The recent unrest at Ntare School, where students staged a strike over allegations of homosexuality among their peers, is both shocking and disheartening.
According to reports, the accusations escalated so severely that police had to intervene, leaving the school community shaken. While the specifics of the case are still unfolding, the incident exposes a far-reaching challenge: how Uganda handles sexuality, identity, and adolescent development in schools and society at large.
Many years ago, I wrote about the importance of distinguishing between sexual orientation, gender identity, and sexual acts—concepts that are often conflated in public discourse.
Understanding these distinctions is critical: Sexual orientation describes who a person is emotionally or romantically attracted to. Gender identity is how someone understands and expresses themselves as male, female, both, or neither.
Sexual acts are behaviours that may or may not reflect a person’s orientation or identity. In Uganda, these distinctions are rarely discussed openly. Instead, harsh laws criminalizing homosexuality, coupled with widespread misinformation and disinformation, have created a climate of fear, suspicion, and hostility toward anyone perceived to be LGBTQ+.
People are often judged, ostracized, or even punished for who they are believed to be rather than for any actions they have taken. This radicalized environment makes schools, families, and communities unsafe for students who are simply trying to navigate the natural changes of adolescence or understand themselves.
The Ntare School case demonstrates how these pressures play out in real time. Students, whether out of curiosity, misunderstanding, or peer pressure, escalated a situation that might have been resolved with careful guidance and education.
School administrators, meanwhile, were caught in a bind: trying to maintain discipline while supporting students’ emotional and psychological needs within a framework that discourages open discussion about sexuality.
It is easy to criticize leaders, but empathy is due. They operate under immense societal pressure in a conservative context where such topics are often silenced. Yet the lesson is clear: silence and punitive measures are not solutions.
Schools must provide safe spaces where students can talk confidentially about the growth and changes in their bodies, explore their identities, and ask questions without fear of judgment.
Professional guidance counselors should work alongside school administrators and parents to support students’ emotional, social, and mental well-being. Education, not punishment, is the tool that can reduce fear, stigma, and misinformation.
This brings us to a broader, urgent point: Uganda desperately needs comprehensive sexuality education. Adolescents are growing up in a world where they encounter conflicting messages from peers, media, and society, often without reliable guidance.
Without education, curiosity turns to confusion, and confusion can escalate into fear, suspicion, or hostility—as we saw at Ntare School. Comprehensive sexuality education teaches students about their bodies, consent, respect, sexual orientation, gender identity, and healthy relationships.
It equips them to navigate adolescence safely, respectfully, and with understanding. We must acknowledge the long-term consequences of leaving students in silence. When young people cannot talk openly about sexuality or identity, myths and disinformation dominate.

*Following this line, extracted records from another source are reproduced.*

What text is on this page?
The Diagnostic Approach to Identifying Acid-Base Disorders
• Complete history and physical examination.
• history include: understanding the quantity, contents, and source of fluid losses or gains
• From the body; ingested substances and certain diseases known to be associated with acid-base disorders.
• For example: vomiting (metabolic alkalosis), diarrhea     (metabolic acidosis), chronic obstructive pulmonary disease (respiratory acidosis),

Hostile attitudes toward LGBTQ+ individuals are reinforced, bullying and ostracization become normalized, and students’ emotional health suffers. The Ntare School incident is not just about a single school—it reflects a society-wide challenge that affects families, institutions, and communities across Uganda. Uganda will evolve.
Societal attitudes toward sexuality and identity are inevitably changing, even in the face of resistance. But the real question is: at what cost? Incidents like Ntare School remind us that the cost is high when fear, stigma, and ignorance govern our responses to human diversity.
Comprehensive sexuality education, professional guidance for students, and collaboration between schools and parents are not luxuries—they are necessities for a society that wants to protect its youth and grow responsibly.
The Ntare School case is a mirror reflecting the urgent need for empathy, understanding, and informed discussion. Schools must be safe havens for learning, not arenas where fear and misinformation dictate behaviour.
Parents, educators, and policymakers must recognize that protecting students does not mean enforcing silence; it means equipping them with knowledge, guidance, and support. In time, Uganda will catch up.
The country will confront these issues openly, and attitudes will gradually shift. But the question is whether we can do so with care, foresight, and minimal harm to the young people caught in the crossfire.
The Ntare School incident should not just be a news story; it should be a wake-up call. If we are to build a society that is safe, informed, and inclusive, the work begins now—with schools, parents, and policymakers acting together to educate, guide, and nurture the next generation.
Only then can Uganda truly move forward, without leaving its youth behind, and without letting fear dictate the way we respond to human diversity. The evolution of our society is inevitable— but it is our responsibility to ensure it is guided by knowledge, compassion, and courage.
The author is a human rights advocate and Nobel Peace Prize nominee.